Dynamical system theory offers one promising framework for expanding the science of resilience. Healthy biological systems often display structured variability across timescales, whereas declining regulatory capacity may be accompanied by altered temporal dynamics, reduced flexibility, or in some systems, signatures consistent with what Scheffer and colleagues10 termed critical slowing down. In this view, perturbation responses are not the only relevant signal; changes in the organisation of daily biological function may also provide early evidence of emerging loss of capacity before overt clinical thresholds are crossed. Precision Livestock Farming generates the continuous, individual-level time-series data needed to test this: patterns in feeding microstructure, activity rhythms, and behavioural regularity, quantified against each animal’s own longitudinal baseline rather than population averages. Combined with genomic, metabolomic, and epigenomic profiling, such approaches could help decompose perturbation responses by distinguishing regulatory quality from challenge-specific reserve, and by linking both to molecular correlates of life-course exposure and physiological regulation. The empirical tools are advancing faster than the conceptual framework needed to interpret them. Helping to build that framework is one role this journal can play.

That framework cannot be developed within any single discipline. Veterinary and animal scientists, data and systems scientists, quantitative geneticists, molecular biologists, welfare scientists, and social scientists must work on the same questions in genuine intellectual exchange. As a Nature Partner Journal spanning this full range, npj Veterinary Sciences is built precisely for that collaboration.

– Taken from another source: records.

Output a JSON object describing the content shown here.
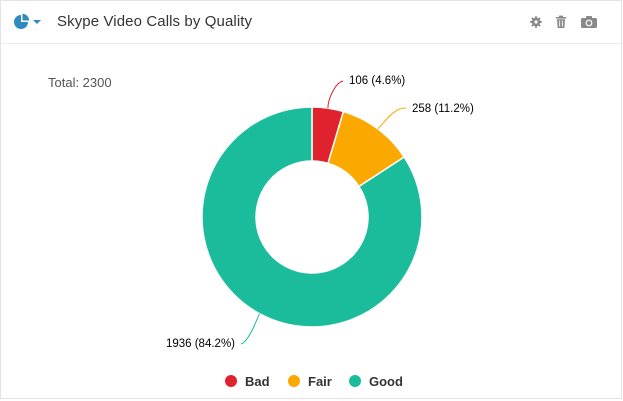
{
  "header": {
    "title": "Skype Video Calls by Quality",
    "chart_type_icon": "pie-chart-icon",
    "tools": [
      "gear-icon",
      "trash-icon",
      "camera-icon"
    ]
  },
  "total_label": "Total: 2300",
  "colors": {
    "Bad": "#e0222f",
    "Fair": "#fba800",
    "Good": "#1abc9c",
    "accent": "#2e8bc0"
  },
  "chart_data": {
    "type": "pie",
    "donut": true,
    "total": 2300,
    "slices": [
      {
        "name": "Bad",
        "value": 106,
        "percent": 4.6,
        "label": "106 (4.6%)",
        "color": "#e0222f"
      },
      {
        "name": "Fair",
        "value": 258,
        "percent": 11.2,
        "label": "258 (11.2%)",
        "color": "#fba800"
      },
      {
        "name": "Good",
        "value": 1936,
        "percent": 84.2,
        "label": "1936 (84.2%)",
        "color": "#1abc9c"
      }
    ],
    "legend_position": "bottom"
  }
}
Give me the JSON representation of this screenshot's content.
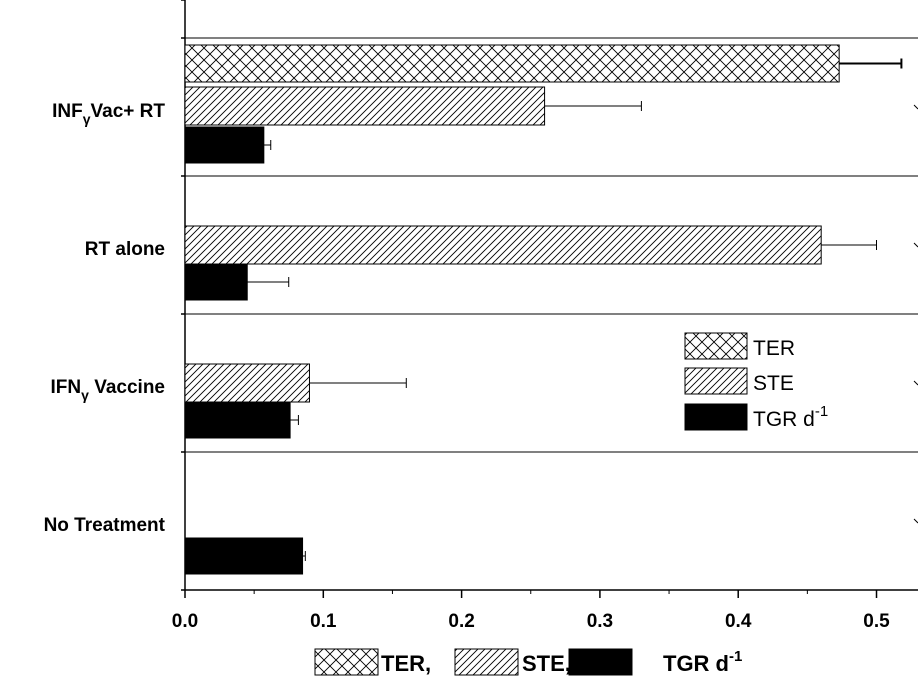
{
  "chart_data": {
    "type": "bar",
    "orientation": "horizontal",
    "categories": [
      {
        "base": "INF",
        "sub": "γ",
        "rest": "Vac+ RT"
      },
      {
        "base": "RT alone",
        "sub": "",
        "rest": ""
      },
      {
        "base": "IFN",
        "sub": "γ",
        "rest": " Vaccine"
      },
      {
        "base": "No Treatment",
        "sub": "",
        "rest": ""
      }
    ],
    "series": [
      {
        "name": "TER",
        "name_sup": "",
        "pattern": "crosshatch",
        "values": [
          0.473,
          null,
          null,
          null
        ],
        "errors": [
          0.045,
          null,
          null,
          null
        ]
      },
      {
        "name": "STE",
        "name_sup": "",
        "pattern": "diagonal",
        "values": [
          0.26,
          0.46,
          0.09,
          null
        ],
        "errors": [
          0.07,
          0.04,
          0.07,
          null
        ]
      },
      {
        "name": "TGR  d",
        "name_sup": "-1",
        "pattern": "solid",
        "values": [
          0.057,
          0.045,
          0.076,
          0.085
        ],
        "errors": [
          0.005,
          0.03,
          0.006,
          0.002
        ]
      }
    ],
    "xlim": [
      0.0,
      0.53
    ],
    "xticks": [
      "0.0",
      "0.1",
      "0.2",
      "0.3",
      "0.4",
      "0.5"
    ],
    "xtick_values": [
      0.0,
      0.1,
      0.2,
      0.3,
      0.4,
      0.5
    ],
    "xlabel_parts": [
      {
        "series": "TER",
        "text": "TER,"
      },
      {
        "series": "STE",
        "text": "STE,"
      },
      {
        "series": "TGR",
        "text": "TGR  d",
        "sup": "-1"
      }
    ],
    "legend_position": "right-middle",
    "grid": false,
    "colors": {
      "bar_fill": "#000000",
      "hatch_line": "#000000",
      "background": "#ffffff"
    }
  }
}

We will publish work that retains the rigour of current resilience phenotyping while broadening its biological and ethical frame; work that links sensor phenotypes to mechanism; and work precise enough to distinguish resilience from welfare, and ambitious enough to relate them. The most important papers in this space will be those that require more than one disciplinary lens to evaluate well. Too often, those papers have had no obvious home.

Resilience matters. So does the animal whose resilience is being measured. The task ahead is not to collapse those concerns into one term, but to develop a science capable of relating them with greater precision.